Anthropogenic climate change is altering the global hydrological cycle. As regional changes in precipitation patterns are strongly dependent on dynamical changes in the climate system, changes in future precipitation are still subject to considerable uncertainty (Collins et al 2013). Climatological analysis of changes in regional precipitation has reported changes on annual or seasonal means or extreme weather events (IPCC 2014). For regions with sharp seasonality such as the tropics, changes in the temporal characteristics of the dry and rainy season may at least be of equal relevance. Even seemingly small changes in temporal characteristics may result in substantial impacts on systems e.g. related to multi-cropping agricultural practices (Naylor et al 2007). Analysis of changes in future monsoon systems is hampered by uncertainty related to model skill, resolution or confounding anthropogenic factors such as aerosol emissions. For example, global monsoon area as well as intensity are in general consistently projected to increase (Christensen et al 2013), however some studies using high resolution climate modeling have suggested otherwise (Ashfaq et al 2009), especially when it comes to regional sectors (Rajendran and Kitoh 2008, Rajendran et al 2012). Changes in temporal characteristics of monsoon systems vary widely between models as a result of competing drivers and complex interactions between them (Dong et al 2016, Almazroui et al 2017). Given these challenges, most analysis has focused on very high emission scenarios in order to identify attributable changes against a background of strong natural variability (Pascale et al 2016, Pohl et al 2017).

Following the adoption of the Paris Agreement in 2015, however, there has been a growing interest for quantifying impacts at discrete levels of global mean temperature (GMT) increase such as 1.5 °C and 2.0 °C above pre-industrial levels (Schleussner et al 2016). Until now, there has been a dearth of research to address this issue because available experiments in the CMIP (Couple Model Inter-comparison Project) and other national and international climate modelling efforts are not specifically designed for informing this report. This HAPPI (Half a degree Additional warming, Projection, Prognosis and Impacts) experiment is an international effort to fill this gap, specifically designed to provide a framework for the generation of climate data describing how the climate, in particular extreme weather, might differ from the present day worlds that are 1.5° and 2.0 °C warmer than pre-industrial conditions (Mitchell et al 2017). The quasi-stationary multi-ensemble design also allows for assessments of climate change signals against a highly variable background. Here, the HAPPI dataset has been utilized for assessing characteristics of the rainy season under anthropogenic climate change.

Changes in the rainy season characteristics (e.g. onset, cessation and length) over the tropical regions have for most parts been focused on the national to regional scale (Liebmann and Marengo 2001), (Iladis and Arvalho 1972), (Marteau et al 2009), (Giraldo Osorio and García Galiano 2012). Different definitions have been used to define the characteristics of the rainy season over different regions depending on the nature of the study (Sivakumar 1988), (Sabeerali and Ajayamohan 2018), (Allen et al 2014), (Diaconescu et al 2015), (Saeed et al 2012). However, in order to assess whether the rainy season is indeed undergoing changes in the whole of tropical region, a generally applicable method of identifying the onset, cessation and length of the rainy season (LORS) is required. Here we adopt a precipitation based approach introduced by (Liebmann and Marengo 2001) and (Liebmann et al 2008) that is applicable over the whole tropics despite different dynamical characteristics of the regional rainy seasons.
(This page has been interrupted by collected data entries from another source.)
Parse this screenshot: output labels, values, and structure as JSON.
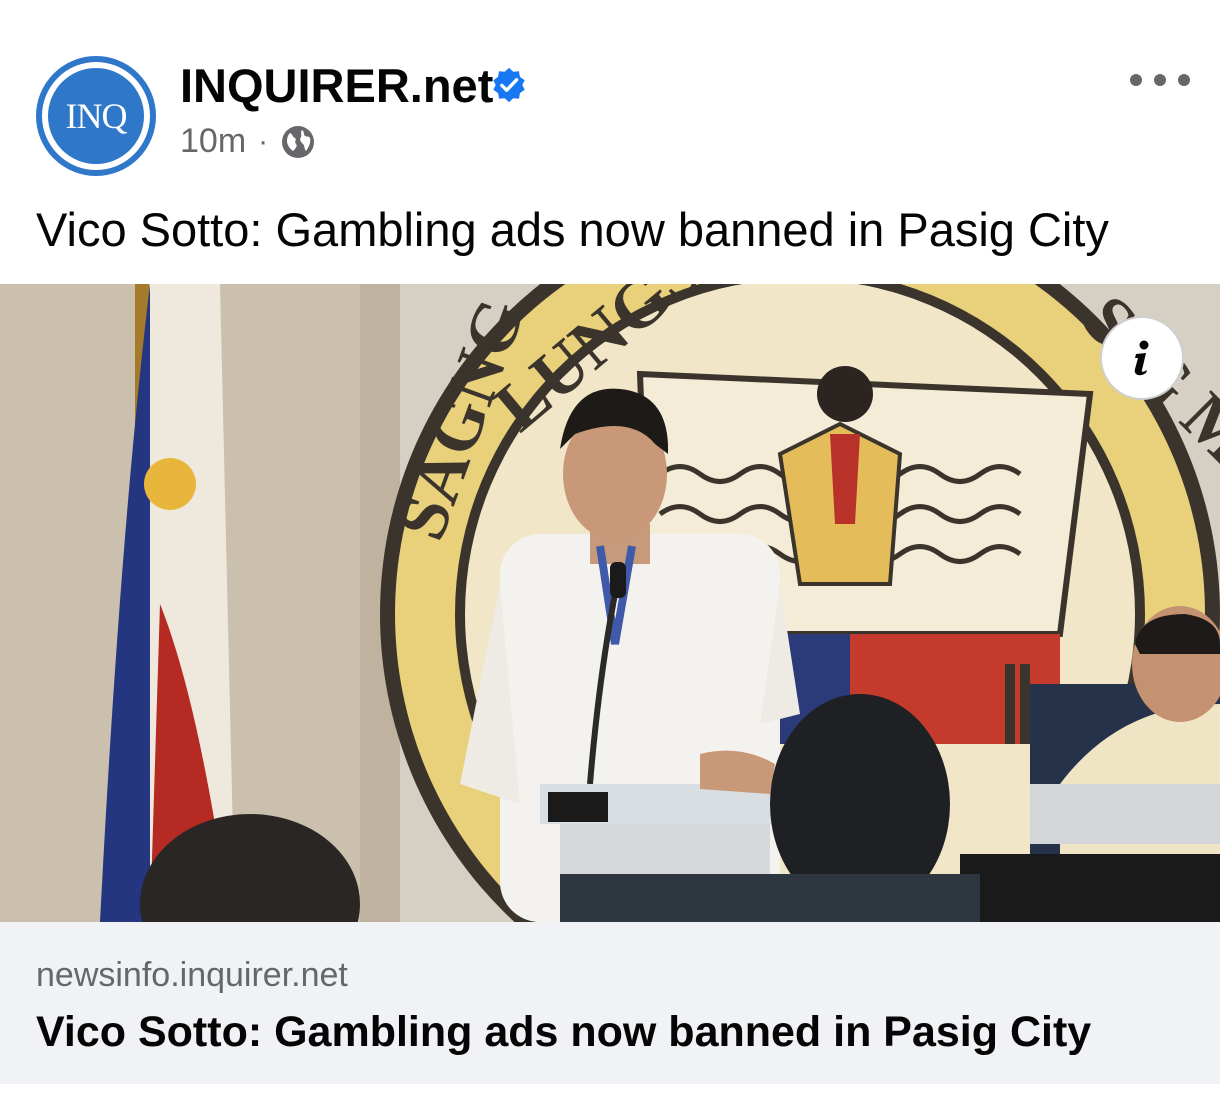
{
  "post": {
    "page_name": "INQUIRER.net",
    "avatar_text": "INQ",
    "timestamp": "10m",
    "separator": "·",
    "audience_icon": "globe-icon",
    "verified_icon": "verified-badge-icon",
    "caption": "Vico Sotto: Gambling ads now banned in Pasig City",
    "more_icon": "more-options-icon"
  },
  "photo": {
    "info_icon": "info-icon",
    "info_label": "i"
  },
  "link_card": {
    "domain": "newsinfo.inquirer.net",
    "title": "Vico Sotto: Gambling ads now banned in Pasig City"
  },
  "colors": {
    "brand_blue": "#2f77c9",
    "verified_blue": "#1877f2",
    "meta_gray": "#65676b",
    "card_bg": "#f0f2f5"
  }
}
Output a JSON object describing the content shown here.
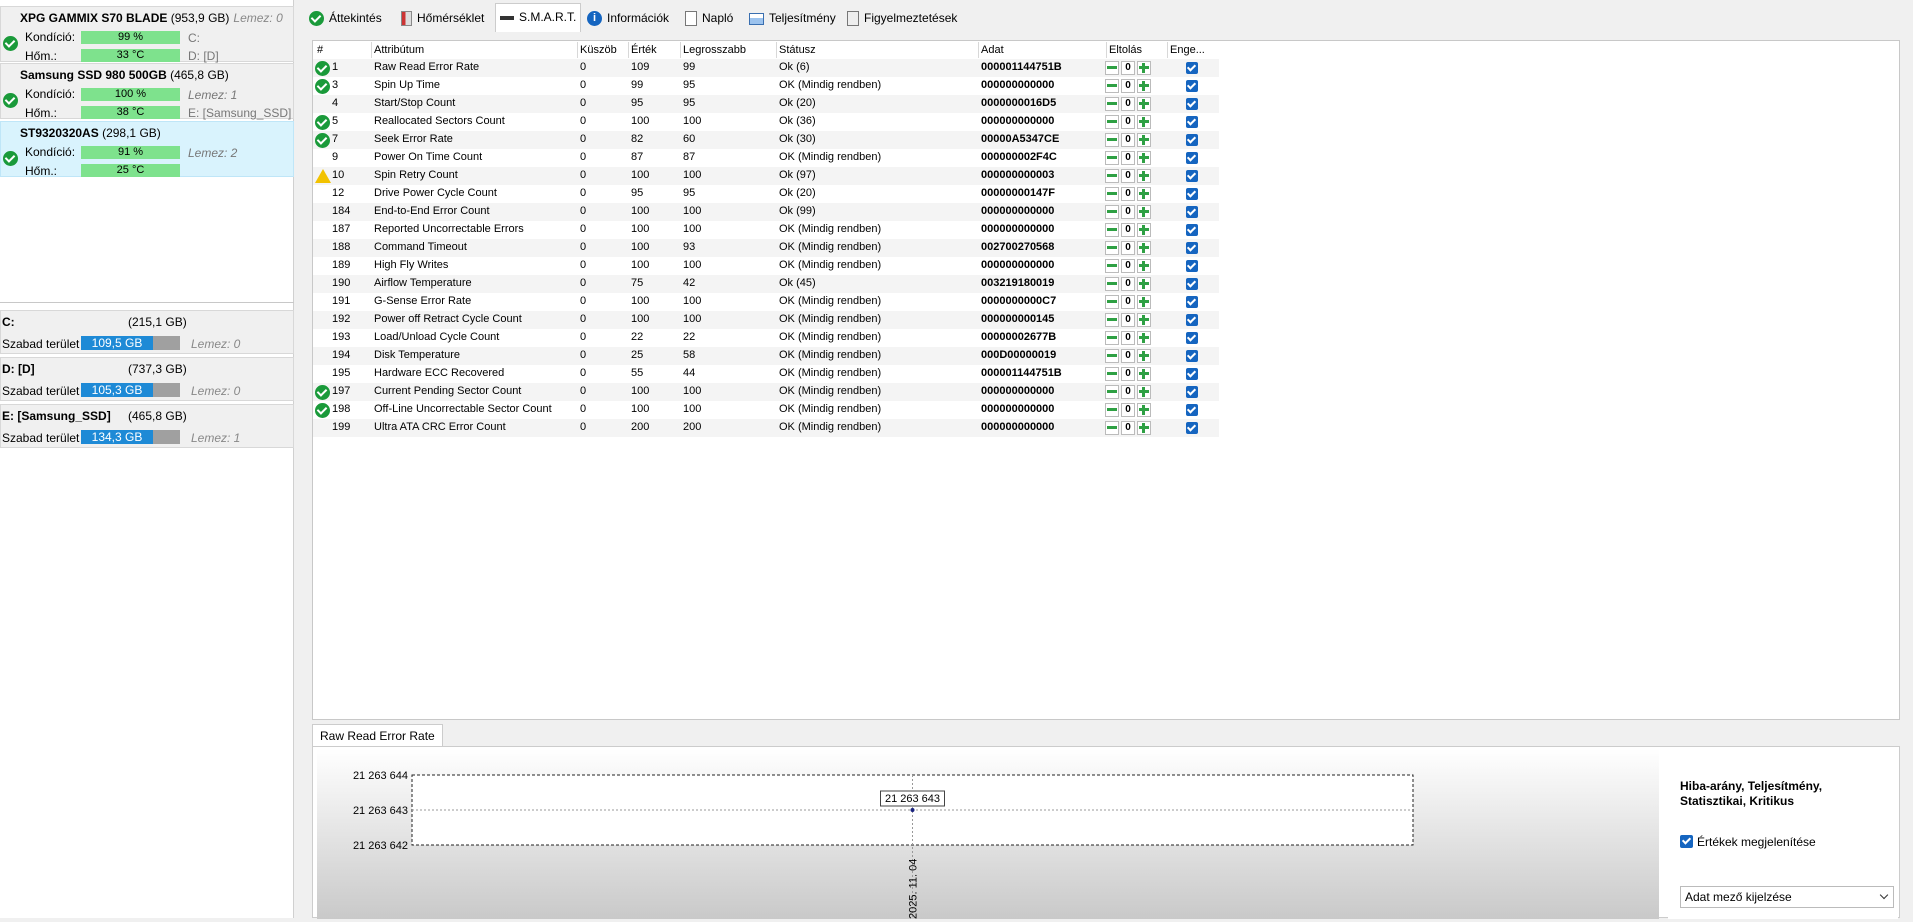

In the present study, this method has been applied on the HAPPI dataset to study the changes between the current decade and decades 1.5° and 2.0 °C warmer than pre-industrial levels. After validation of the approach against observations, we assess projected changes in key rainy season characteristics for the tropics on the regional level. The robustness of our projections across the model ensemble is also assessed. The implications of our findings are then discussed with respect to regional vulnerabilities.

Data and methods

Under HAPPI protocols, three time periods (historical, +1.5 °C and +2.0 °C) are considered, each spanning 10 years (Mitchell et al 2017). All the runs are executed under prescribed sea-surface temperatures and sea-ice forcing conditions. For each of the three periods considered, multi-ensemble realizations are provided by the contributing general circulation models (GCMs). The 'historical period' taken through 2006–2015 for HAPPI, is forced by observations that include increasing CO2 concentration (381 ppm to 403 ppm) over this decade and observed values of other anthropogenic and natural drivers. The future scenarios span a hypothetical 2106–2115. The +1.5 °C experiment uses constant radiative forcing, based on RCP2.6, for greenhouse gases, aerosols and ozone. Sea surface temperatures are the same as in the historical experiment but warmed by an appropriate amount and pattern estimated from the multimodel mean of the CMIP5 archive of climate model simulations following the RCP2.6 concentration scenario. CO2 concentration is taken to be constant (at 423.4 ppm) over this decade. For the +2.0 °C experiment, sea-surface temperatures and CO2 are adjusted instead using a linear combination of the CMIP5 RCP2.6 and RCP4.5 simulations, with the CO2 concentration constant at 486.6 ppm; non-CO2 greenhouse gases, aerosol, and ozone forcing in the +2.0 °C experiment is identical to the +1.5 °C experiment.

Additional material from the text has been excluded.